Neil P. Doherty is a translator born in Dublin, Ireland in 1972 who has resided in Istanbul since 1995. He currently teaches at Bilgi University. He is a freelance translator of both Turkish and Irish poetry. In 2017 he edited Turkish Poetry Today, which was published in the U.K. by Red Hand Books. His translations have appeared in Poetry Wales, The Dreaming Machine, The Honest Ulsterman, Turkish Poetry Today, Arter (İstanbul), Advaitam Speaks, The Seattle Star, The Enchanting Verses, and The Berlin Quarterly.

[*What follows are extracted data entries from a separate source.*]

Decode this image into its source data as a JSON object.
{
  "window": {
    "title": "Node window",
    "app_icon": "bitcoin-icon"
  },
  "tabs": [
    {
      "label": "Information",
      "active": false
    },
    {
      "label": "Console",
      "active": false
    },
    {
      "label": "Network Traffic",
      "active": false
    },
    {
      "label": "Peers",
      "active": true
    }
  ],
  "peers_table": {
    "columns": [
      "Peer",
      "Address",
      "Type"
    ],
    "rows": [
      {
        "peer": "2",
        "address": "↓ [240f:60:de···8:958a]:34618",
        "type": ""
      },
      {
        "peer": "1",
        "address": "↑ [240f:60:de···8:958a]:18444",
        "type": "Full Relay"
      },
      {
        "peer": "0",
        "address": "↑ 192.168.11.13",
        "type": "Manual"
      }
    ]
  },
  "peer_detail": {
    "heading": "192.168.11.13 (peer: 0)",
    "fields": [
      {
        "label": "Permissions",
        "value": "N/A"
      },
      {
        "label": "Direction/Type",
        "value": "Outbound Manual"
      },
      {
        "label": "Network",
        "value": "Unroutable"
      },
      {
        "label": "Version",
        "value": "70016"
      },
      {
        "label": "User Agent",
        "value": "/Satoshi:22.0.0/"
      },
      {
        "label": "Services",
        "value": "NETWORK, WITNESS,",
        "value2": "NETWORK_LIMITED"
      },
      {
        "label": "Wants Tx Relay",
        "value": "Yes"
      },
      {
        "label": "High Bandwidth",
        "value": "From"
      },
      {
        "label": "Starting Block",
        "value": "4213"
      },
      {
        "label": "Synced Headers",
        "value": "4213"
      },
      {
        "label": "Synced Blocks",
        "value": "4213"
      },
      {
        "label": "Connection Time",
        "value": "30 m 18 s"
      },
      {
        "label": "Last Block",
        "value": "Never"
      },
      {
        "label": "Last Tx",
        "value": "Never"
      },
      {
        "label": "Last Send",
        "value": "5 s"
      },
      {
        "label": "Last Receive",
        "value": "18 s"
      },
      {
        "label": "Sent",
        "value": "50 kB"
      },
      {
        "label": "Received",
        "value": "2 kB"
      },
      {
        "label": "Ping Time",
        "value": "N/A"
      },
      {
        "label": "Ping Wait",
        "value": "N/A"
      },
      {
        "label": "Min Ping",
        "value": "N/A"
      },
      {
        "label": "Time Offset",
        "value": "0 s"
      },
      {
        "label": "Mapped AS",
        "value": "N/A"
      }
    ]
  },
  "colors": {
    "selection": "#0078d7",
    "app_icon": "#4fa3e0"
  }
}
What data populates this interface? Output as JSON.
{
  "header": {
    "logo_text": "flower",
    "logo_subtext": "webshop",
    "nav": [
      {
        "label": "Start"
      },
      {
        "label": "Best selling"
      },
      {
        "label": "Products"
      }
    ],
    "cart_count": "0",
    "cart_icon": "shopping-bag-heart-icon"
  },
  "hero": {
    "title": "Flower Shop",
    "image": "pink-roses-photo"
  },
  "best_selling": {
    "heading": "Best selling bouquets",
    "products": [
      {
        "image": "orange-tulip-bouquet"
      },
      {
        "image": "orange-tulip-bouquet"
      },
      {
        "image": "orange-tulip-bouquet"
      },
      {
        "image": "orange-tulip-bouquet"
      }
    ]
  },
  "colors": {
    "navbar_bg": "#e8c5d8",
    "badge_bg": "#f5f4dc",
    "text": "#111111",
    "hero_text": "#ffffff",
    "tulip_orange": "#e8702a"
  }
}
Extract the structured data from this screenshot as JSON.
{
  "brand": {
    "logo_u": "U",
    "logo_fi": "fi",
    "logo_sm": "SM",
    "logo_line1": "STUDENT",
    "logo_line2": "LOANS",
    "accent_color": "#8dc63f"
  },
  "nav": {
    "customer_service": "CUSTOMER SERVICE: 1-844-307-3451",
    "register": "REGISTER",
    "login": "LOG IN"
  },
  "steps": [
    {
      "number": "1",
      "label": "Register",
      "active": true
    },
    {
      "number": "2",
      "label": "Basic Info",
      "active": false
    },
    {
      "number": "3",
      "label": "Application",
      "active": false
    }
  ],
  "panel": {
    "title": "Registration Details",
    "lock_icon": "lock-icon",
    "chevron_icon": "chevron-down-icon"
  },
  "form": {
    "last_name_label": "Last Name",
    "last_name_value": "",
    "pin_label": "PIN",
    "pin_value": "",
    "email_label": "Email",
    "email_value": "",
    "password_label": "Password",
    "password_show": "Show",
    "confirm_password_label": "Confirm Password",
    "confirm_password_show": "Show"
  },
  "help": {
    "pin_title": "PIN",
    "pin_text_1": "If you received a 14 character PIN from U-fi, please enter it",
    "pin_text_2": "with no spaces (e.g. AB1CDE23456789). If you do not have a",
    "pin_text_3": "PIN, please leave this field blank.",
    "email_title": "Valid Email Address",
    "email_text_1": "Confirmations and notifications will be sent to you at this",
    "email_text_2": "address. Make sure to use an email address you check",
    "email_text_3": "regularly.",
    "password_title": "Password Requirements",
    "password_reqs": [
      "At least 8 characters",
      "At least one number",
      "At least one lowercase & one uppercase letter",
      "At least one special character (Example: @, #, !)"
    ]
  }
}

Gökçenur Ç’s first collection, Handbook of Every Book, came out in 2006, and Rest of the Words in 2010, both from Yitik Ülke (Lost Land) Publishing House. He has also published books in Italian and Serbian translation and in 2012 his fifth book, With So Many Words On Your Back, was published by Yitik Ülke. He has translated Wallace Stevens, Paul Auster, Katerina Illiopoulou, and a modern Japanese haiku anthology into Turkish, and is currently preparing an anthology of modern American poetry. He has attended several international poetry and translation workshops and festivals and his poems have been translated into English, German, French, Greek, Bulgarian, Swedish, Portuguese, Japanese, Romanian, Latvian, Lithuanian, Macedonian, Serbian, Croatian, Occitan and Hebrew. He has run international poetry translation workshops, is co-director of the Word Express project, and is a founding board member of Delta International Cultural Interactions.